Frequently Asked Questions About NWOBHM Songwriting
What tempo range fits the style
Most NWOBHM songs live between 120 and 180 BPM. Gallop rhythms often sit between 150 and 180 BPM. Tempo should support the riff and the singer. If the vocalist struggles to enunciate at the chosen tempo, slow it down and let the riff carry conviction.
Do I need lead guitar skills to start writing
No. Start with power chords and single note riffs. Lead skills are useful but not essential for writing. Many great songs were written by players who developed solos later. Focus on motif, rhythm, and melody first.
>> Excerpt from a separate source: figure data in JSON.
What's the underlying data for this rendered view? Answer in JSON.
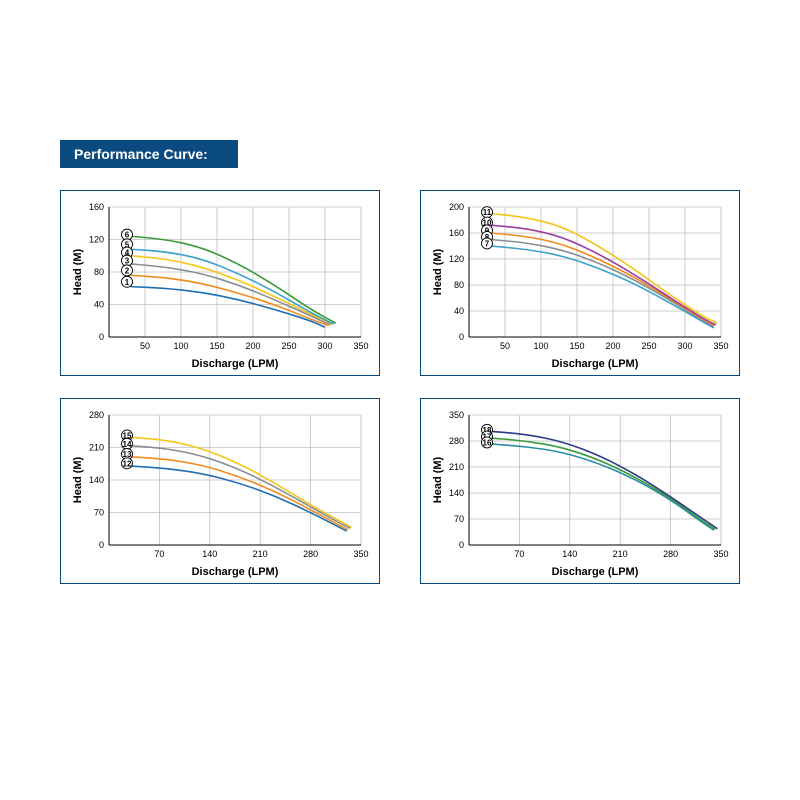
{
  "title": "Performance Curve:",
  "title_bg": "#0b4a7e",
  "panel_border": "#0b4a7e",
  "grid_color": "#bfbfbf",
  "axis_color": "#000000",
  "background": "#ffffff",
  "xlabel": "Discharge (LPM)",
  "ylabel": "Head (M)",
  "label_fontsize": 11,
  "tick_fontsize": 9,
  "panels": [
    {
      "xlim": [
        0,
        350
      ],
      "xticks": [
        50,
        100,
        150,
        200,
        250,
        300,
        350
      ],
      "ylim": [
        0,
        160
      ],
      "yticks": [
        0,
        40,
        80,
        120,
        160
      ],
      "markers": [
        {
          "id": "6",
          "y": 126
        },
        {
          "id": "5",
          "y": 114
        },
        {
          "id": "4",
          "y": 104
        },
        {
          "id": "3",
          "y": 94
        },
        {
          "id": "2",
          "y": 82
        },
        {
          "id": "1",
          "y": 68
        }
      ],
      "series": [
        {
          "id": "1",
          "color": "#1f6fb2",
          "pts": [
            [
              30,
              62
            ],
            [
              80,
              60
            ],
            [
              130,
              55
            ],
            [
              180,
              46
            ],
            [
              230,
              34
            ],
            [
              280,
              20
            ],
            [
              300,
              12
            ]
          ]
        },
        {
          "id": "2",
          "color": "#ef8a1d",
          "pts": [
            [
              30,
              76
            ],
            [
              80,
              73
            ],
            [
              130,
              66
            ],
            [
              180,
              54
            ],
            [
              230,
              40
            ],
            [
              280,
              22
            ],
            [
              305,
              14
            ]
          ]
        },
        {
          "id": "3",
          "color": "#8a8d8f",
          "pts": [
            [
              30,
              90
            ],
            [
              80,
              86
            ],
            [
              130,
              78
            ],
            [
              180,
              64
            ],
            [
              230,
              46
            ],
            [
              280,
              26
            ],
            [
              308,
              15
            ]
          ]
        },
        {
          "id": "4",
          "color": "#f5c518",
          "pts": [
            [
              30,
              100
            ],
            [
              80,
              96
            ],
            [
              130,
              86
            ],
            [
              180,
              70
            ],
            [
              230,
              50
            ],
            [
              280,
              28
            ],
            [
              310,
              16
            ]
          ]
        },
        {
          "id": "5",
          "color": "#3aa0cc",
          "pts": [
            [
              30,
              108
            ],
            [
              80,
              105
            ],
            [
              130,
              96
            ],
            [
              180,
              78
            ],
            [
              230,
              56
            ],
            [
              280,
              30
            ],
            [
              312,
              16
            ]
          ]
        },
        {
          "id": "6",
          "color": "#3a9a3a",
          "pts": [
            [
              30,
              124
            ],
            [
              80,
              120
            ],
            [
              130,
              110
            ],
            [
              180,
              90
            ],
            [
              230,
              64
            ],
            [
              280,
              34
            ],
            [
              315,
              17
            ]
          ]
        }
      ]
    },
    {
      "xlim": [
        0,
        350
      ],
      "xticks": [
        50,
        100,
        150,
        200,
        250,
        300,
        350
      ],
      "ylim": [
        0,
        200
      ],
      "yticks": [
        0,
        40,
        80,
        120,
        160,
        200
      ],
      "markers": [
        {
          "id": "11",
          "y": 192
        },
        {
          "id": "10",
          "y": 176
        },
        {
          "id": "9",
          "y": 164
        },
        {
          "id": "8",
          "y": 154
        },
        {
          "id": "7",
          "y": 144
        }
      ],
      "series": [
        {
          "id": "7",
          "color": "#3aa0cc",
          "pts": [
            [
              30,
              140
            ],
            [
              80,
              135
            ],
            [
              130,
              125
            ],
            [
              180,
              106
            ],
            [
              230,
              82
            ],
            [
              280,
              52
            ],
            [
              330,
              20
            ],
            [
              340,
              14
            ]
          ]
        },
        {
          "id": "8",
          "color": "#8a8d8f",
          "pts": [
            [
              30,
              150
            ],
            [
              80,
              145
            ],
            [
              130,
              134
            ],
            [
              180,
              114
            ],
            [
              230,
              88
            ],
            [
              280,
              56
            ],
            [
              330,
              22
            ],
            [
              340,
              16
            ]
          ]
        },
        {
          "id": "9",
          "color": "#ef8a1d",
          "pts": [
            [
              30,
              160
            ],
            [
              80,
              155
            ],
            [
              130,
              143
            ],
            [
              180,
              120
            ],
            [
              230,
              92
            ],
            [
              280,
              58
            ],
            [
              330,
              24
            ],
            [
              342,
              18
            ]
          ]
        },
        {
          "id": "10",
          "color": "#9b3fa0",
          "pts": [
            [
              30,
              172
            ],
            [
              80,
              167
            ],
            [
              130,
              154
            ],
            [
              180,
              128
            ],
            [
              230,
              96
            ],
            [
              280,
              60
            ],
            [
              330,
              25
            ],
            [
              343,
              19
            ]
          ]
        },
        {
          "id": "11",
          "color": "#f5c518",
          "pts": [
            [
              30,
              190
            ],
            [
              80,
              184
            ],
            [
              130,
              170
            ],
            [
              180,
              140
            ],
            [
              230,
              104
            ],
            [
              280,
              64
            ],
            [
              330,
              28
            ],
            [
              345,
              22
            ]
          ]
        }
      ]
    },
    {
      "xlim": [
        0,
        350
      ],
      "xticks": [
        70,
        140,
        210,
        280,
        350
      ],
      "ylim": [
        0,
        280
      ],
      "yticks": [
        0,
        70,
        140,
        210,
        280
      ],
      "markers": [
        {
          "id": "15",
          "y": 236
        },
        {
          "id": "14",
          "y": 218
        },
        {
          "id": "13",
          "y": 196
        },
        {
          "id": "12",
          "y": 176
        }
      ],
      "series": [
        {
          "id": "12",
          "color": "#1f6fb2",
          "pts": [
            [
              30,
              170
            ],
            [
              80,
              165
            ],
            [
              130,
              154
            ],
            [
              180,
              134
            ],
            [
              230,
              106
            ],
            [
              280,
              70
            ],
            [
              320,
              38
            ],
            [
              330,
              30
            ]
          ]
        },
        {
          "id": "13",
          "color": "#ef8a1d",
          "pts": [
            [
              30,
              190
            ],
            [
              80,
              185
            ],
            [
              130,
              172
            ],
            [
              180,
              148
            ],
            [
              230,
              116
            ],
            [
              280,
              76
            ],
            [
              320,
              42
            ],
            [
              332,
              33
            ]
          ]
        },
        {
          "id": "14",
          "color": "#8a8d8f",
          "pts": [
            [
              30,
              214
            ],
            [
              80,
              208
            ],
            [
              130,
              192
            ],
            [
              180,
              164
            ],
            [
              230,
              126
            ],
            [
              280,
              82
            ],
            [
              322,
              46
            ],
            [
              335,
              36
            ]
          ]
        },
        {
          "id": "15",
          "color": "#f5c518",
          "pts": [
            [
              30,
              232
            ],
            [
              80,
              226
            ],
            [
              130,
              208
            ],
            [
              180,
              176
            ],
            [
              230,
              134
            ],
            [
              280,
              86
            ],
            [
              325,
              48
            ],
            [
              337,
              38
            ]
          ]
        }
      ]
    },
    {
      "xlim": [
        0,
        350
      ],
      "xticks": [
        70,
        140,
        210,
        280,
        350
      ],
      "ylim": [
        0,
        350
      ],
      "yticks": [
        0,
        70,
        140,
        210,
        280,
        350
      ],
      "markers": [
        {
          "id": "18",
          "y": 310
        },
        {
          "id": "17",
          "y": 292
        },
        {
          "id": "16",
          "y": 276
        }
      ],
      "series": [
        {
          "id": "16",
          "color": "#2a8da6",
          "pts": [
            [
              30,
              272
            ],
            [
              80,
              265
            ],
            [
              130,
              250
            ],
            [
              180,
              220
            ],
            [
              230,
              178
            ],
            [
              280,
              122
            ],
            [
              320,
              66
            ],
            [
              340,
              40
            ]
          ]
        },
        {
          "id": "17",
          "color": "#3a9a3a",
          "pts": [
            [
              30,
              288
            ],
            [
              80,
              280
            ],
            [
              130,
              263
            ],
            [
              180,
              230
            ],
            [
              230,
              184
            ],
            [
              280,
              126
            ],
            [
              322,
              68
            ],
            [
              342,
              42
            ]
          ]
        },
        {
          "id": "18",
          "color": "#2d3a8c",
          "pts": [
            [
              30,
              306
            ],
            [
              80,
              298
            ],
            [
              130,
              278
            ],
            [
              180,
              242
            ],
            [
              230,
              192
            ],
            [
              280,
              130
            ],
            [
              325,
              70
            ],
            [
              345,
              44
            ]
          ]
        }
      ]
    }
  ]
}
How many riffs should a song have
Three strong motifs are plenty. One core riff for identity, one variation for verse or bridge, and one melodic motif for vocal or solo work. Too many riffs can diffuse energy. Use repetition and variation to build interest without losing focus.
Can modern themes fit in this style
Absolutely. NWOBHM carries emotions that are timeless. Modern themes like digital loneliness, urban grind, or social defiance can work if written with concrete images and strong verbs. Think cinematic and tactile rather than abstract.